Machin Readings due 6/1/09

Chapter 10 responses:

1) A section in Machin describes Stacey's study of women in the 1940's and their experiences with cinema/Hollywood. A part of Stacey's study, when dealing with memories and recollections, described women "losing oneself 9in romance fiction is something the women felt embarrassed about. But this itself could be thought of as patriarchy where women's likes and dislikes are dismissed or trivial," (Machin, 120).

Prior to this specific study, Stacey argued that cinema pictures contained masculine themes which portrayed women as secondary, weak, beautiful, and scenery; for male pleasure.

If women of the 1940's wanted to distinguish themselves as attractive, powerful, glamorous and popular women like in the films they watched, wouldn't admitting to the emotion of embarrassment feed the masculine portrayal of women in cinema? How do women set themselves apart from the stereotype of the time if their recollections of cinema experiences were dismissed and thought of as trivial, and they submissed to males' dominant themes?

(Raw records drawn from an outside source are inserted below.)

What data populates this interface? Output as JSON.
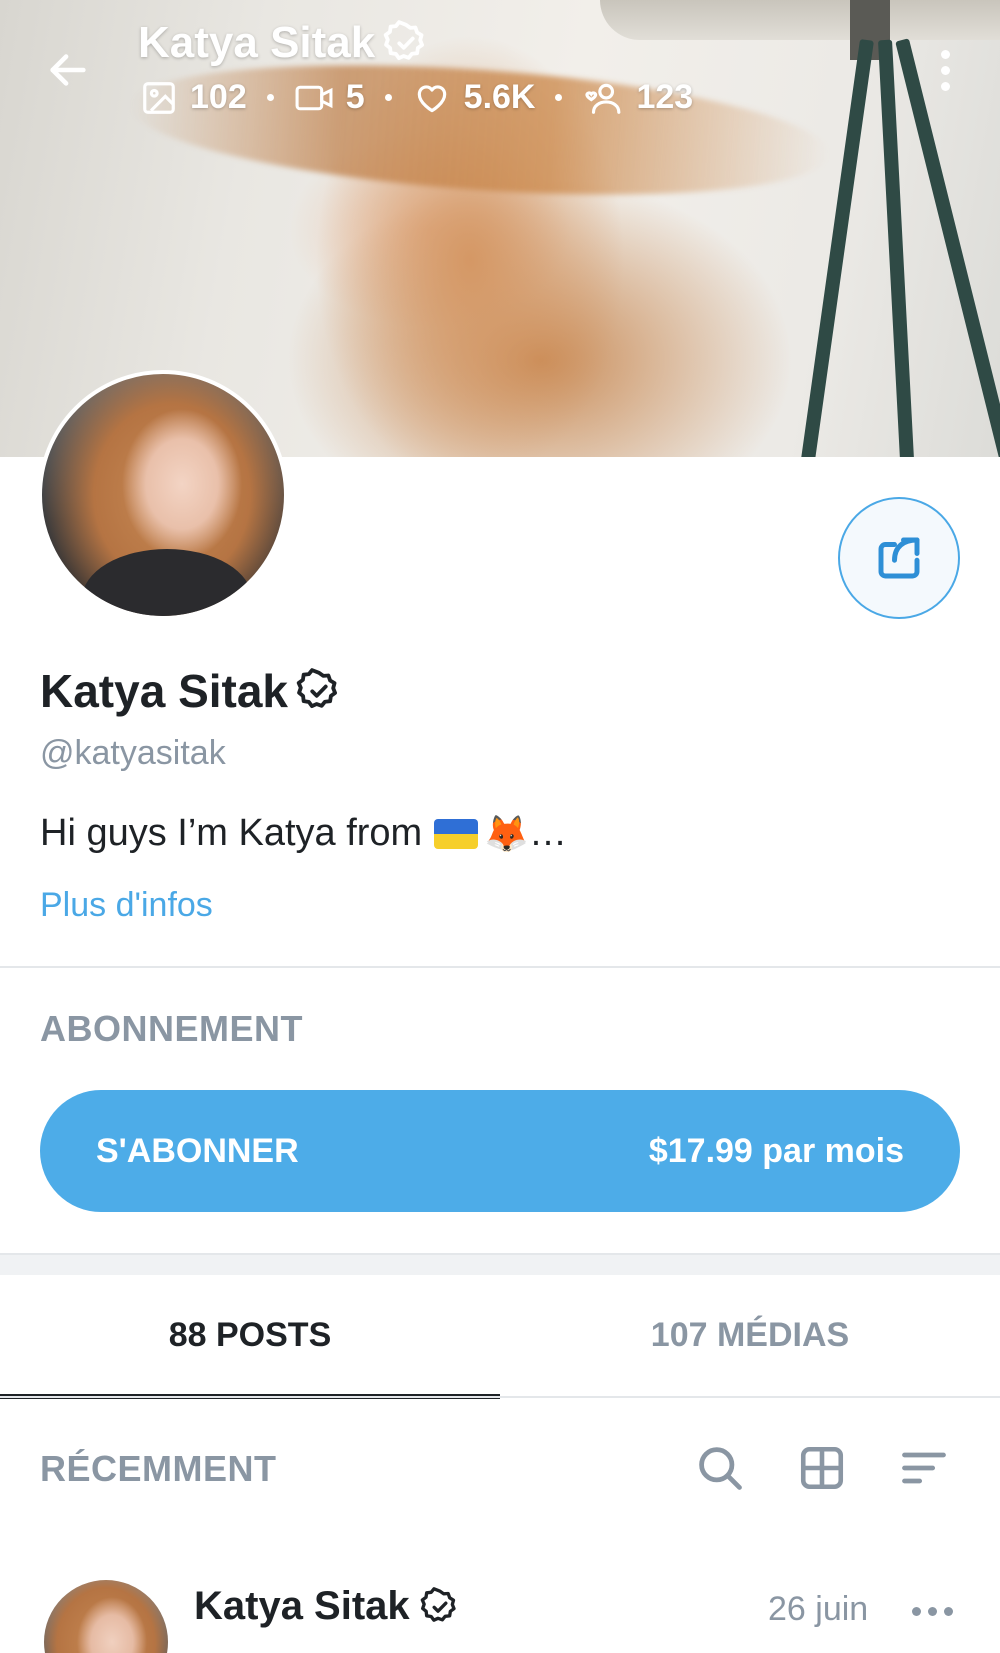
{
  "header": {
    "name": "Katya Sitak",
    "stats": {
      "photos": "102",
      "videos": "5",
      "likes": "5.6K",
      "fans": "123"
    }
  },
  "profile": {
    "name": "Katya Sitak",
    "handle": "@katyasitak",
    "bio": "Hi guys I’m Katya from",
    "bio_suffix": "…",
    "more_info": "Plus d'infos"
  },
  "subscription": {
    "section_title": "ABONNEMENT",
    "button_label": "S'ABONNER",
    "price": "$17.99 par mois"
  },
  "tabs": [
    {
      "label": "88 POSTS",
      "active": true
    },
    {
      "label": "107 MÉDIAS",
      "active": false
    }
  ],
  "feed": {
    "section_title": "RÉCEMMENT",
    "post": {
      "author": "Katya Sitak",
      "date": "26 juin"
    }
  },
  "icons": {
    "back": "arrow-left-icon",
    "verified": "verified-badge-icon",
    "photos": "image-icon",
    "videos": "video-icon",
    "likes": "heart-icon",
    "fans": "user-icon",
    "more": "more-vertical-icon",
    "share": "share-icon",
    "search": "search-icon",
    "grid": "grid-icon",
    "sort": "sort-icon",
    "post_more": "more-horizontal-icon"
  },
  "colors": {
    "accent": "#4dace8",
    "link": "#4aa8e6",
    "muted": "#8a96a3",
    "text": "#1e2226"
  }
}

2) At the end of this chapter Stacey asks, "How do these (the representations of women in the films Charlie's Angels and Coyote Ugly) fit in with other representations of women in the media and in society in general," (Machin, 122)?

These representations portray women as beautiful, sexy, powerful, independent, smart and adventurous; quite a difference from 60 years ago. With that in mind, when did this turn in cinema representations happen, and what was the male reaction towards losing the stereotype they created? If the male audience was the dominant opinion, how did these representations become and stay popular?